Quel type de persécutions subissent ces musulmans convertis ?
Le mépris, le rejet verbal, les insultes sont des choses que l’immense majorité des convertis subissent si leur conversion est connue. Cela vient principalement de la famille. Ensuite, il y a plusieurs possibilités. La famille peut encourager le converti ou l’ex-musulman à ne rien dire, à se comporter comme un musulman, à vivre sa foi ou son absence de foi de manière cachée. Si la personne arrive à quitter la banlieue ou l’endroit dans lequel il y a une forte communauté musulmane, il n’aura normalement pas d’autres problèmes.
« Les jeunes filles risquent d’être séquestrées dans leur chambre si elles sont encore chez leurs parents en attendant qu’elles reviennent à l’islam »
Christophe Foltzenlogel
La famille peut aussi très mal réagir, et avec elle le quartier. Le converti peut alors subir du harcèlement et des menaces, ses biens peuvent être détruits. La menace pour les jeunes filles est encore plus grande. Elles risquent d’être séquestrées dans leur chambre si elles sont encore chez leurs parents en attendant qu’elles reviennent à l’islam ; elles ont un délai d’une semaine à quinze jours. Ou alors elles peuvent être renvoyées dans le pays d’origine de la famille, mais cela dépend des liens qu’entretient encore la famille avec un pays musulman comme le Pakistan, l’Algérie ou le Maroc. Dans quelques rares cas, cela peut aller jusqu’aux violences physiques : au Royaume-Uni par exemple, deux personnes ont été battues et poignardées, et ont échappé à la mort par chance. Il y a des meurtres et des assassinats chaque année.
Comment expliquer ces persécutions ?
Il y a un phénomène familial, social et culturel compréhensible : quand un enfant quitte la religion de sa famille, ça fait mal. Par exemple au Japon, si l’on se convertit au christianisme, la famille le vit très mal. Il y a donc une question de tradition, de culture et d’héritage de manière générale. Seulement, la problématique est plus forte dans l’islam car il y a la notion de « communauté musulmane » qui fait que l’on est musulman quand on naît dans une famille musulmane. Et tout homme devrait être musulman ; il existe tout un débat théologique sur le fait que l’homme naît musulman. Donc quitter l’islam, c’est vraiment trahir sa communauté : l’apostat est un traître.

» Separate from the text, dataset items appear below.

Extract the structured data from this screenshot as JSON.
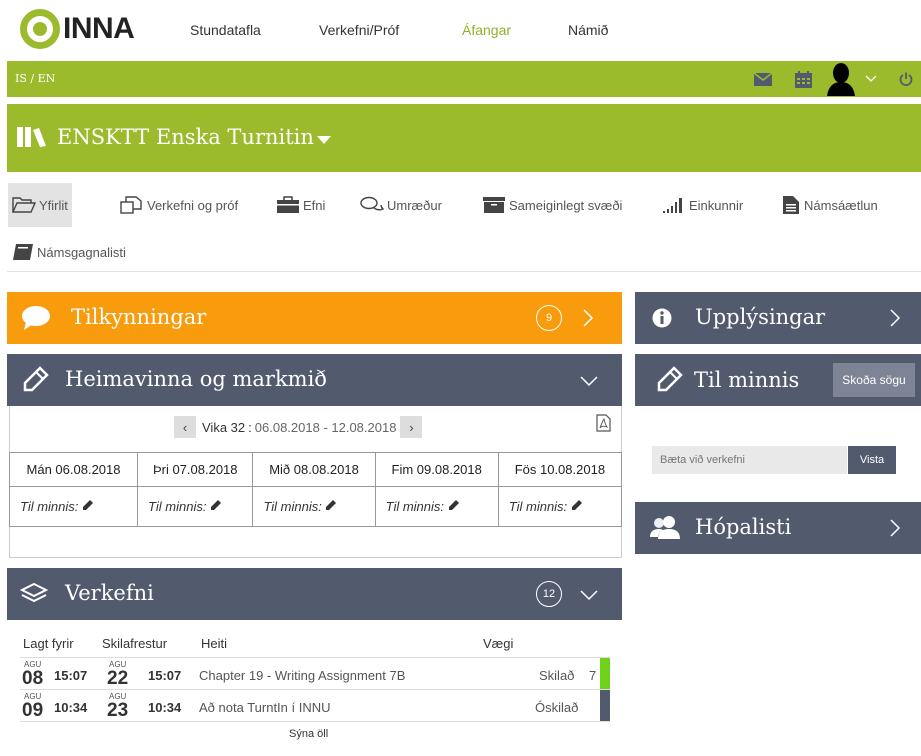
{
  "app": {
    "logo_text": "INNA"
  },
  "nav": {
    "items": [
      "Stundatafla",
      "Verkefni/Próf",
      "Áfangar",
      "Námið"
    ],
    "active": "Áfangar"
  },
  "topbar": {
    "lang": "IS / EN",
    "icons": [
      "mail-icon",
      "calendar-icon",
      "user-avatar",
      "chevron-down-icon",
      "power-icon"
    ]
  },
  "course": {
    "title": "ENSKTT Enska Turnitin"
  },
  "tabs": [
    {
      "label": "Yfirlit",
      "icon": "folder-open-icon"
    },
    {
      "label": "Verkefni og próf",
      "icon": "copy-icon"
    },
    {
      "label": "Efni",
      "icon": "briefcase-icon"
    },
    {
      "label": "Umræður",
      "icon": "comments-icon"
    },
    {
      "label": "Sameiginlegt svæði",
      "icon": "archive-icon"
    },
    {
      "label": "Einkunnir",
      "icon": "signal-icon"
    },
    {
      "label": "Námsáætlun",
      "icon": "file-text-icon"
    },
    {
      "label": "Námsgagnalisti",
      "icon": "book-icon"
    }
  ],
  "announcements": {
    "title": "Tilkynningar",
    "count": "9"
  },
  "homework": {
    "title": "Heimavinna og markmið",
    "week_label": "Vika 32",
    "week_dates": "06.08.2018 - 12.08.2018",
    "days": [
      "Mán 06.08.2018",
      "Þri 07.08.2018",
      "Mið 08.08.2018",
      "Fim 09.08.2018",
      "Fös 10.08.2018"
    ],
    "memo_label": "Til minnis:"
  },
  "assignments": {
    "title": "Verkefni",
    "count": "12",
    "headers": {
      "posted": "Lagt fyrir",
      "due": "Skilafrestur",
      "name": "Heiti",
      "weight": "Vægi"
    },
    "rows": [
      {
        "posted_month": "AGU",
        "posted_day": "08",
        "posted_time": "15:07",
        "due_month": "AGU",
        "due_day": "22",
        "due_time": "15:07",
        "name": "Chapter 19 - Writing Assignment 7B",
        "status": "Skilað",
        "weight": "7",
        "status_color": "#6fd11a"
      },
      {
        "posted_month": "AGU",
        "posted_day": "09",
        "posted_time": "10:34",
        "due_month": "AGU",
        "due_day": "23",
        "due_time": "10:34",
        "name": "Að nota TurntIn í INNU",
        "status": "Óskilað",
        "weight": "",
        "status_color": "#525a6e"
      }
    ],
    "show_all": "Sýna öll"
  },
  "info": {
    "title": "Upplýsingar"
  },
  "reminder": {
    "title": "Til minnis",
    "history_button": "Skoða sögu",
    "placeholder": "Bæta við verkefni",
    "save": "Vista"
  },
  "group": {
    "title": "Hópalisti"
  },
  "colors": {
    "green": "#9bbb2d",
    "navy": "#525a6e",
    "orange": "#f89b0c"
  }
}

Dans le Coran et les règles de la charia, celui qui apostasie mérite une peine grave. Là aussi il existe un débat sur l’application de la peine. Le fait est qu’à ce jour, une douzaine de pays musulmans appliquent la peine de mort ou la prison à perpétuité pour les apostats, et ceux qui persécutent les convertis ou les ex-musulmans le font sur la base des hadiths.
Lire aussi : Révélations : les ex-musulmans convertis en France ou l’enfer des persécutions
Y-a-t-il des différences entre les pays européens ? Si oui, quelles tendances lourdes avez-vous remarqué ?

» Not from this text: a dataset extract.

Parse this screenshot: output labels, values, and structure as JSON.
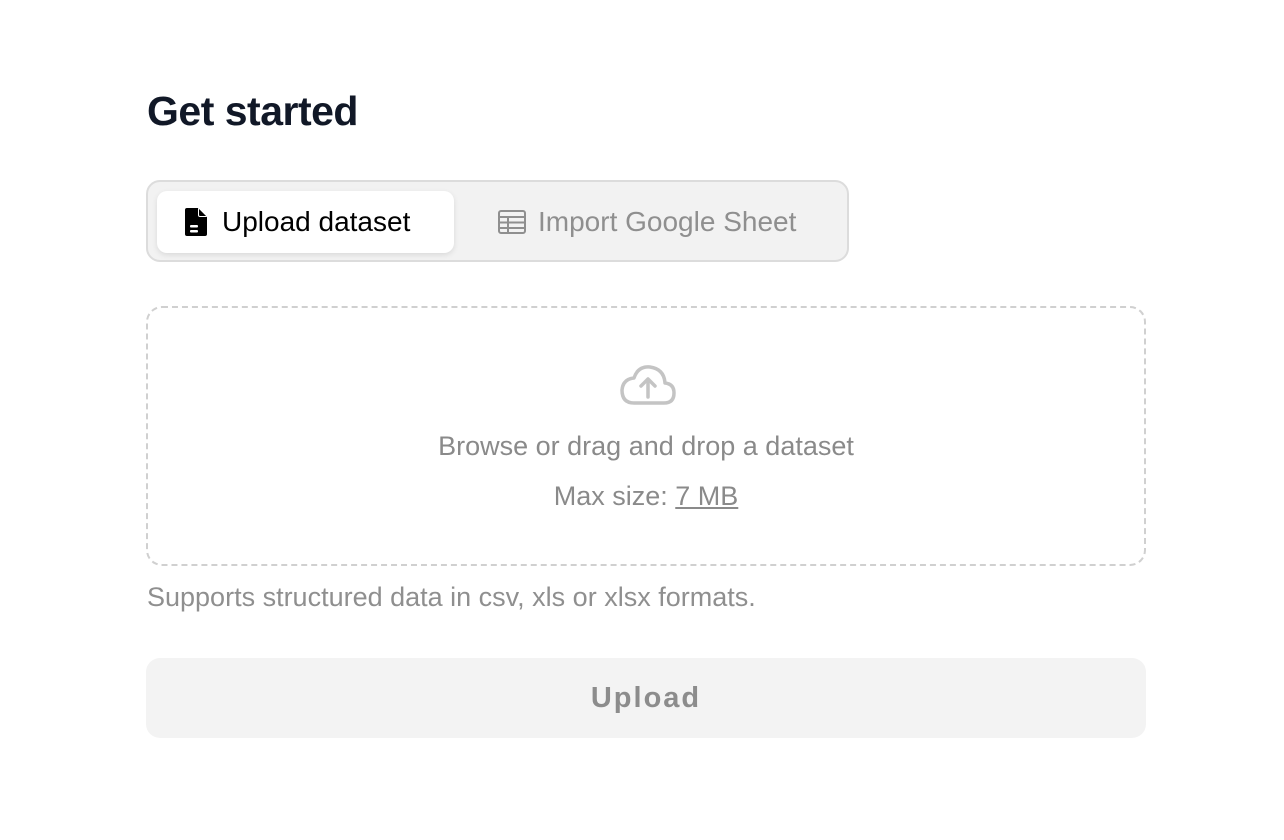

Il est difficile de répondre car il faudrait continuer de travailler sur la question. Pour la France, nous avons réussi à obtenir des informations assez complètes. J’ai parlé avec différents responsables associatifs, à plus d’une quinzaine de témoins dans diverses villes, etc. En revanche, pour les autres pays européens, je n’ai parfois pu parler qu’à une ou deux personnes représentant une ou deux associations, donc l’information reste parcellaire. Il semblerait toutefois qu’au Royaume-Uni, la situation soit sensiblement proche de celle la France. Ils ont eux aussi de très grosses communautés musulmanes issues de leurs anciennes colonies, avec une certaine quantité de musulmans qui essayent de s’intégrer et qui pratiquent un islam occidentalisé, mais une minorité active de salafistes ou de fréristes qui ont une vision rigoriste de l’islam (parfois plus que des pays qui pratiquent la charia).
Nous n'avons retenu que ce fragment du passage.